Airflow ETL for Google Sheets and PostgreSQL 01 Jul 2018

This is going to be the first of a series of posts related to Apache Airflow. I’ve been writing and migrating a couple of small ETL jobs at work to Airflow and some of this information might be useful to someone facing similar problems.

Description

In this first post, I’ll discuss an approach to extract data from a Google Drive Spreadsheet and load it into a PostgreSQL database.

For my specific requirement, an incremental update wasn’t needed. So using a simple truncate table action before inserting the latest data was enough.

Scenario

Imagine you have a table with sales that looks like this:

Sales table

You can see there’s the primary key, a product id, the total amount of the sale and a timestamp.

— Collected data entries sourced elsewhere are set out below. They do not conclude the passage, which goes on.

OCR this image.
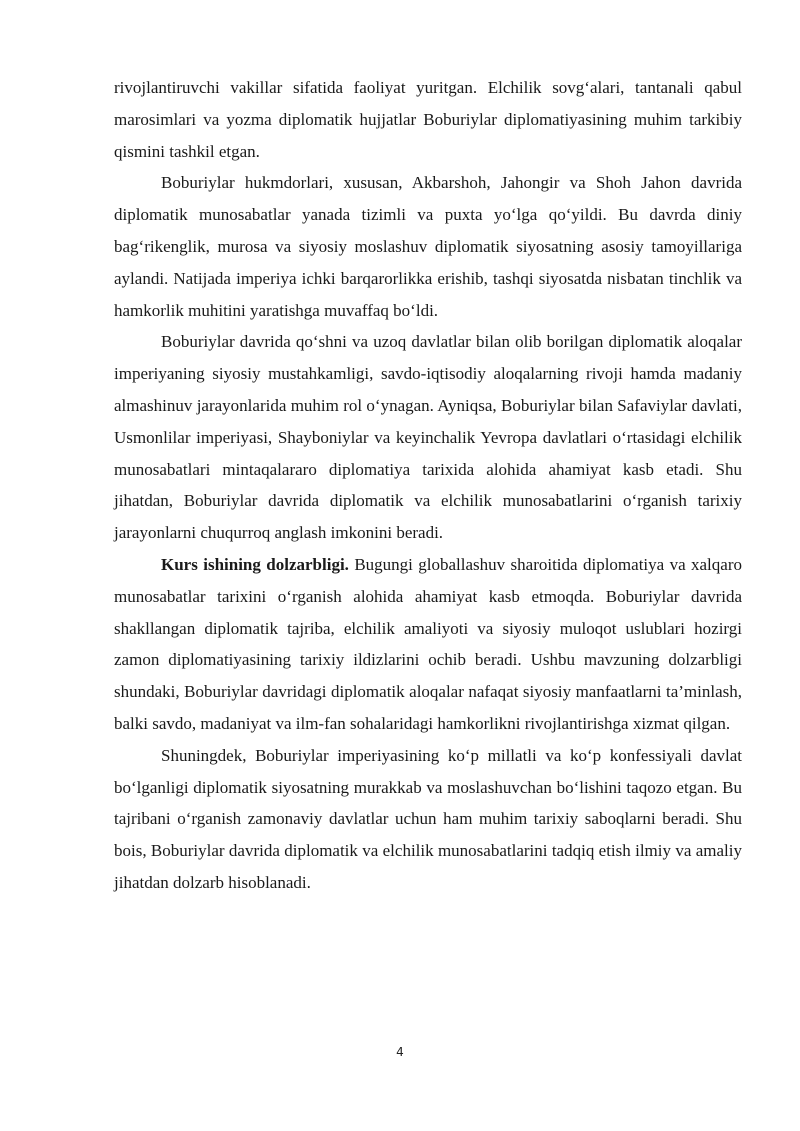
rivojlantiruvchi vakillar sifatida faoliyat yuritgan. Elchilik sovg‘alari, tantanali qabul marosimlari va yozma diplomatik hujjatlar Boburiylar diplomatiyasining muhim tarkibiy qismini tashkil etgan.

Boburiylar hukmdorlari, xususan, Akbarshoh, Jahongir va Shoh Jahon davrida diplomatik munosabatlar yanada tizimli va puxta yo‘lga qo‘yildi. Bu davrda diniy bag‘rikenglik, murosa va siyosiy moslashuv diplomatik siyosatning asosiy tamoyillariga aylandi. Natijada imperiya ichki barqarorlikka erishib, tashqi siyosatda nisbatan tinchlik va hamkorlik muhitini yaratishga muvaffaq bo‘ldi.

Boburiylar davrida qo‘shni va uzoq davlatlar bilan olib borilgan diplomatik aloqalar imperiyaning siyosiy mustahkamligi, savdo-iqtisodiy aloqalarning rivoji hamda madaniy almashinuv jarayonlarida muhim rol o‘ynagan. Ayniqsa, Boburiylar bilan Safaviylar davlati, Usmonlilar imperiyasi, Shayboniylar va keyinchalik Yevropa davlatlari o‘rtasidagi elchilik munosabatlari mintaqalararo diplomatiya tarixida alohida ahamiyat kasb etadi. Shu jihatdan, Boburiylar davrida diplomatik va elchilik munosabatlarini o‘rganish tarixiy jarayonlarni chuqurroq anglash imkonini beradi.

Kurs ishining dolzarbligi. Bugungi globallashuv sharoitida diplomatiya va xalqaro munosabatlar tarixini o‘rganish alohida ahamiyat kasb etmoqda. Boburiylar davrida shakllangan diplomatik tajriba, elchilik amaliyoti va siyosiy muloqot uslublari hozirgi zamon diplomatiyasining tarixiy ildizlarini ochib beradi. Ushbu mavzuning dolzarbligi shundaki, Boburiylar davridagi diplomatik aloqalar nafaqat siyosiy manfaatlarni ta’minlash, balki savdo, madaniyat va ilm-fan sohalaridagi hamkorlikni rivojlantirishga xizmat qilgan.

Shuningdek, Boburiylar imperiyasining ko‘p millatli va ko‘p konfessiyali davlat bo‘lganligi diplomatik siyosatning murakkab va moslashuvchan bo‘lishini taqozo etgan. Bu tajribani o‘rganish zamonaviy davlatlar uchun ham muhim tarixiy saboqlarni beradi. Shu bois, Boburiylar davrida diplomatik va elchilik munosabatlarini tadqiq etish ilmiy va amaliy jihatdan dolzarb hisoblanadi.

4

Now imagine those sales still had to be closed by a sales person after they enter this table. One typical problem that can arise from this process, is that the status of the sale may be managed on a different data source. Typically, companies will use some sort of CRM, but in some cases they might want to use something lighter if the operation isn’t big enough yet. This could be and Excel sheet for example, or in the case for this tutorial, a Google Drive Spreadsheet.

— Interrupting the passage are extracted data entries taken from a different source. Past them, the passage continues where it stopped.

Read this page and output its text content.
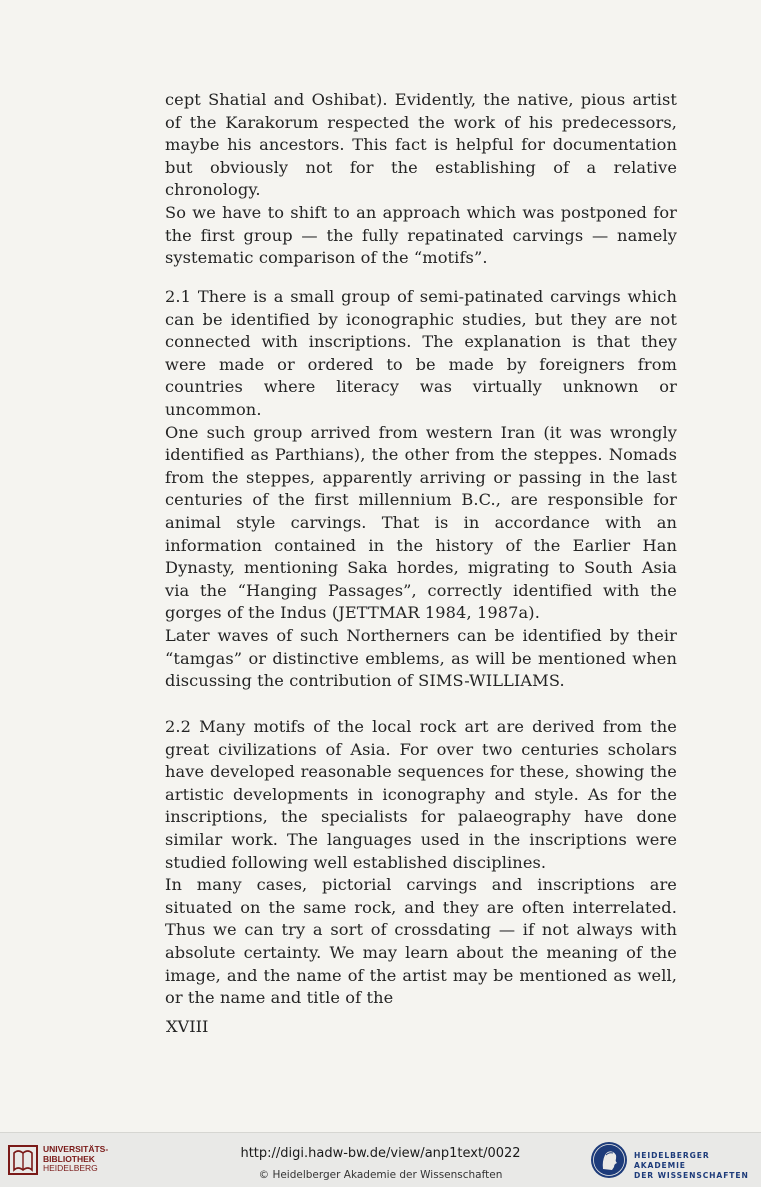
cept Shatial and Oshibat). Evidently, the native, pious artist of the Karakorum respected the work of his predecessors, maybe his ancestors. This fact is helpful for documentation but obviously not for the establishing of a relative chronology.

So we have to shift to an approach which was postponed for the first group — the fully repatinated carvings — namely systematic comparison of the “motifs”.

2.1 There is a small group of semi-patinated carvings which can be identified by iconographic studies, but they are not connected with inscriptions. The explanation is that they were made or ordered to be made by foreigners from countries where literacy was virtually unknown or uncommon.

One such group arrived from western Iran (it was wrongly identified as Parthians), the other from the steppes. Nomads from the steppes, apparently arriving or passing in the last centuries of the first millennium B.C., are responsible for animal style carvings. That is in accordance with an information contained in the history of the Earlier Han Dynasty, mentioning Saka hordes, migrating to South Asia via the “Hanging Passages”, correctly identified with the gorges of the Indus (JETTMAR 1984, 1987a).

Later waves of such Northerners can be identified by their “tamgas” or distinctive emblems, as will be mentioned when discussing the contribution of SIMS-WILLIAMS.

2.2 Many motifs of the local rock art are derived from the great civilizations of Asia. For over two centuries scholars have developed reasonable sequences for these, showing the artistic developments in iconography and style. As for the inscriptions, the specialists for palaeography have done similar work. The languages used in the inscriptions were studied following well established disciplines.

In many cases, pictorial carvings and inscriptions are situated on the same rock, and they are often interrelated. Thus we can try a sort of crossdating — if not always with absolute certainty. We may learn about the meaning of the image, and the name of the artist may be mentioned as well, or the name and title of the

XVIII
UNIVERSITÄTS-
BIBLIOTHEK
HEIDELBERG
http://digi.hadw-bw.de/view/anp1text/0022
© Heidelberger Akademie der Wissenschaften
HEIDELBERGER AKADEMIE
DER WISSENSCHAFTEN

The spreadsheet might look something like this:

Sales spreadsheet

Here we have the sale’s id associated to the sale’s entry in the database, a status and some extra data we don’t care about here. This way, every time a sale enters the database, maybe the sales team sees it on some internal dashboard and adds it to this spreadsheet, or maybe some trigger function adds it automatically. Then, they reach out the client and update the status accordingly.

Even if it isn’t for something as important as a sale, the use of cloud-based documents it’s increasing over time, and data integration tools support for them is becoming essential.

Using Python and Airflow

The cool thing about tools like Airflow, is than even though they work in a lower level (lower than typical Data Integration tools), they are much more flexible when you need to write integration code for other platforms. You just need support for Python and you’re done. Whereas with other tools, you might need special libraries and drivers, and if they’re not available, good luck writing your own.

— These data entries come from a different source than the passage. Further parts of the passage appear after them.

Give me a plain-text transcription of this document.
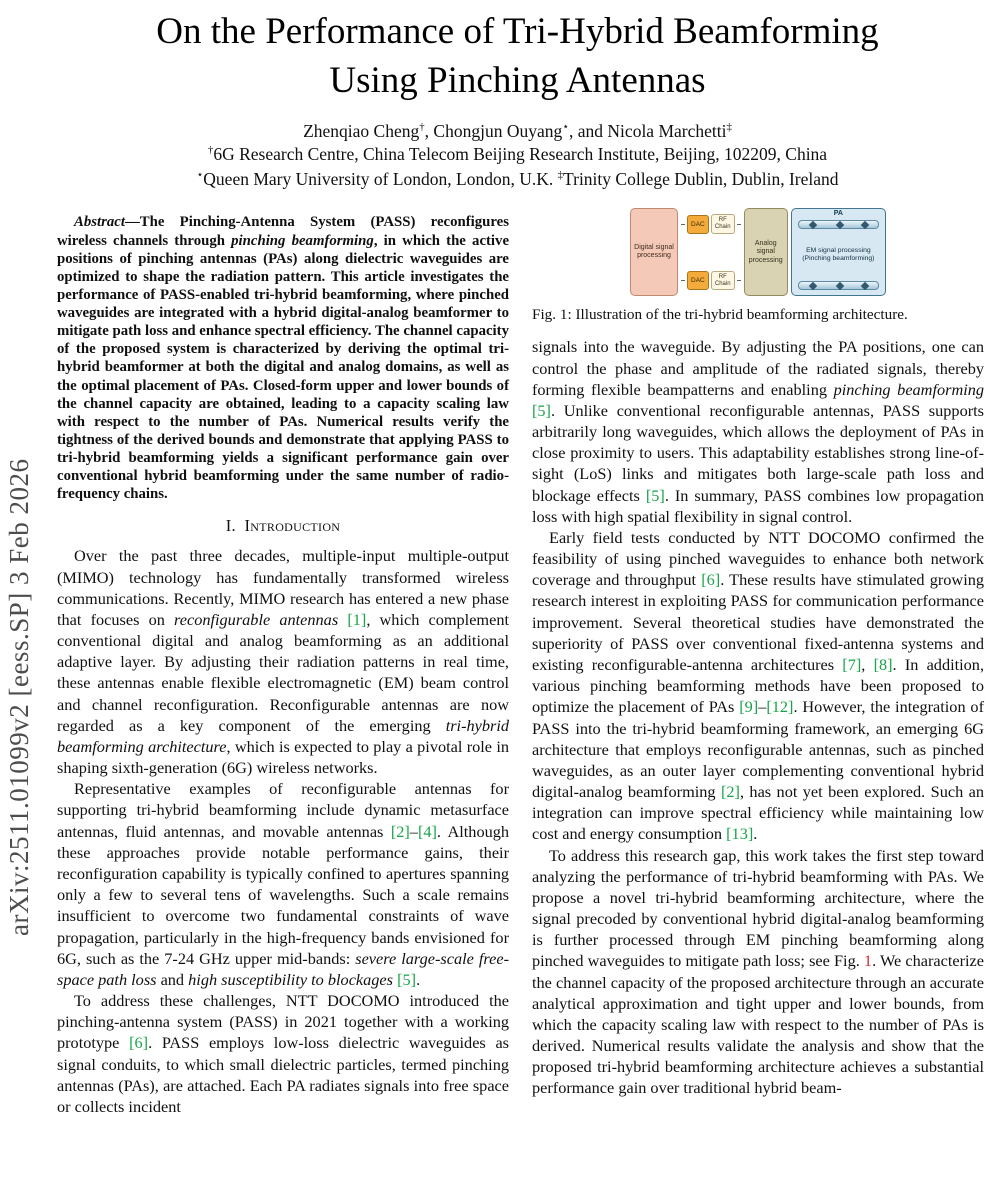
arXiv:2511.01099v2 [eess.SP] 3 Feb 2026
On the Performance of Tri-Hybrid Beamforming
Using Pinching Antennas
Zhenqiao Cheng†, Chongjun Ouyang⋆, and Nicola Marchetti‡
†6G Research Centre, China Telecom Beijing Research Institute, Beijing, 102209, China
⋆Queen Mary University of London, London, U.K. ‡Trinity College Dublin, Dublin, Ireland

Abstract—The Pinching-Antenna System (PASS) reconfigures wireless channels through pinching beamforming, in which the active positions of pinching antennas (PAs) along dielectric waveguides are optimized to shape the radiation pattern. This article investigates the performance of PASS-enabled tri-hybrid beamforming, where pinched waveguides are integrated with a hybrid digital-analog beamformer to mitigate path loss and enhance spectral efficiency. The channel capacity of the proposed system is characterized by deriving the optimal tri-hybrid beamformer at both the digital and analog domains, as well as the optimal placement of PAs. Closed-form upper and lower bounds of the channel capacity are obtained, leading to a capacity scaling law with respect to the number of PAs. Numerical results verify the tightness of the derived bounds and demonstrate that applying PASS to tri-hybrid beamforming yields a significant performance gain over conventional hybrid beamforming under the same number of radio-frequency chains.

I. Introduction

Over the past three decades, multiple-input multiple-output (MIMO) technology has fundamentally transformed wireless communications. Recently, MIMO research has entered a new phase that focuses on reconfigurable antennas [1], which complement conventional digital and analog beamforming as an additional adaptive layer. By adjusting their radiation patterns in real time, these antennas enable flexible electromagnetic (EM) beam control and channel reconfiguration. Reconfigurable antennas are now regarded as a key component of the emerging tri-hybrid beamforming architecture, which is expected to play a pivotal role in shaping sixth-generation (6G) wireless networks.

Representative examples of reconfigurable antennas for supporting tri-hybrid beamforming include dynamic metasurface antennas, fluid antennas, and movable antennas [2]–[4]. Although these approaches provide notable performance gains, their reconfiguration capability is typically confined to apertures spanning only a few to several tens of wavelengths. Such a scale remains insufficient to overcome two fundamental constraints of wave propagation, particularly in the high-frequency bands envisioned for 6G, such as the 7-24 GHz upper mid-bands: severe large-scale free-space path loss and high susceptibility to blockages [5].

To address these challenges, NTT DOCOMO introduced the pinching-antenna system (PASS) in 2021 together with a working prototype [6]. PASS employs low-loss dielectric waveguides as signal conduits, to which small dielectric particles, termed pinching antennas (PAs), are attached. Each PA radiates signals into free space or collects incident

Digital signal processing
DAC
RF Chain
DAC
RF Chain
Analog signal processing
PA
EM signal processing
(Pinching beamforming)
Fig. 1: Illustration of the tri-hybrid beamforming architecture.

signals into the waveguide. By adjusting the PA positions, one can control the phase and amplitude of the radiated signals, thereby forming flexible beampatterns and enabling pinching beamforming [5]. Unlike conventional reconfigurable antennas, PASS supports arbitrarily long waveguides, which allows the deployment of PAs in close proximity to users. This adaptability establishes strong line-of-sight (LoS) links and mitigates both large-scale path loss and blockage effects [5]. In summary, PASS combines low propagation loss with high spatial flexibility in signal control.

Early field tests conducted by NTT DOCOMO confirmed the feasibility of using pinched waveguides to enhance both network coverage and throughput [6]. These results have stimulated growing research interest in exploiting PASS for communication performance improvement. Several theoretical studies have demonstrated the superiority of PASS over conventional fixed-antenna systems and existing reconfigurable-antenna architectures [7], [8]. In addition, various pinching beamforming methods have been proposed to optimize the placement of PAs [9]–[12]. However, the integration of PASS into the tri-hybrid beamforming framework, an emerging 6G architecture that employs reconfigurable antennas, such as pinched waveguides, as an outer layer complementing conventional hybrid digital-analog beamforming [2], has not yet been explored. Such an integration can improve spectral efficiency while maintaining low cost and energy consumption [13].

To address this research gap, this work takes the first step toward analyzing the performance of tri-hybrid beamforming with PAs. We propose a novel tri-hybrid beamforming architecture, where the signal precoded by conventional hybrid digital-analog beamforming is further processed through EM pinching beamforming along pinched waveguides to mitigate path loss; see Fig. 1. We characterize the channel capacity of the proposed architecture through an accurate analytical approximation and tight upper and lower bounds, from which the capacity scaling law with respect to the number of PAs is derived. Numerical results validate the analysis and show that the proposed tri-hybrid beamforming architecture achieves a substantial performance gain over traditional hybrid beam-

For this particular case we’ll write a simple Airflow DAG to extract the data from the Spreadsheet to a csv file, filter the columns we need, and load it into our PostgreSQL database so we can join this new data with our original sales data for posterior reporting.

Google Drive access

In order to access the Google Drive API, we need to download a credentials file. You can follow the steps mentioned in the official documentation. The process is pretty straightforward and you should end up with a client_secret.json file which is later used to authorize the first request. After that, another credentials.json file will be automatically downloaded and all the subsequent requests will use this file instead.

Let’s create a basic script to download our sheet as a csv file and to authorize the application. We can do that with the following code:

# Load dependencies
from apiclient.discovery import build
from httplib2 import Http
from oauth2client import file, client, tools
from googleapiclient.http import MediaIoBaseDownload
import io

# Authorization: first time you run this, a new browser window or tab will 
# be opened in order to authorize the application. Also,
# the credentials.json file will be downloaded.
SCOPES = 'https://www.googleapis.com/auth/drive'
store = file.Storage('credentials.json')
creds = store.get()
if not creds or creds.invalid:
    flow = client.flow_from_clientsecrets('client_secret.json', SCOPES)
    creds = tools.run_flow(flow, store)
service = build('drive', 'v3', http=creds.authorize(Http()))

# Replace this file_id with your spreadsheet file id 
file_id = '1kYN65lVCk7Zu3OC-tocJ9Xm8Iyq73hT56iyXCGLz-DU'
request = service.files().export_media(fileId=file_id, mimeType='text/csv')

# The file will be saved as sales.csv in the same directory
fh = io.FileIO('sales.csv', 'wb')
downloader = MediaIoBaseDownload(fh, request)
done = False
while done is False:
    status, done = downloader.next_chunk()
    print("Download %d%%." % int(status.progress() * 100))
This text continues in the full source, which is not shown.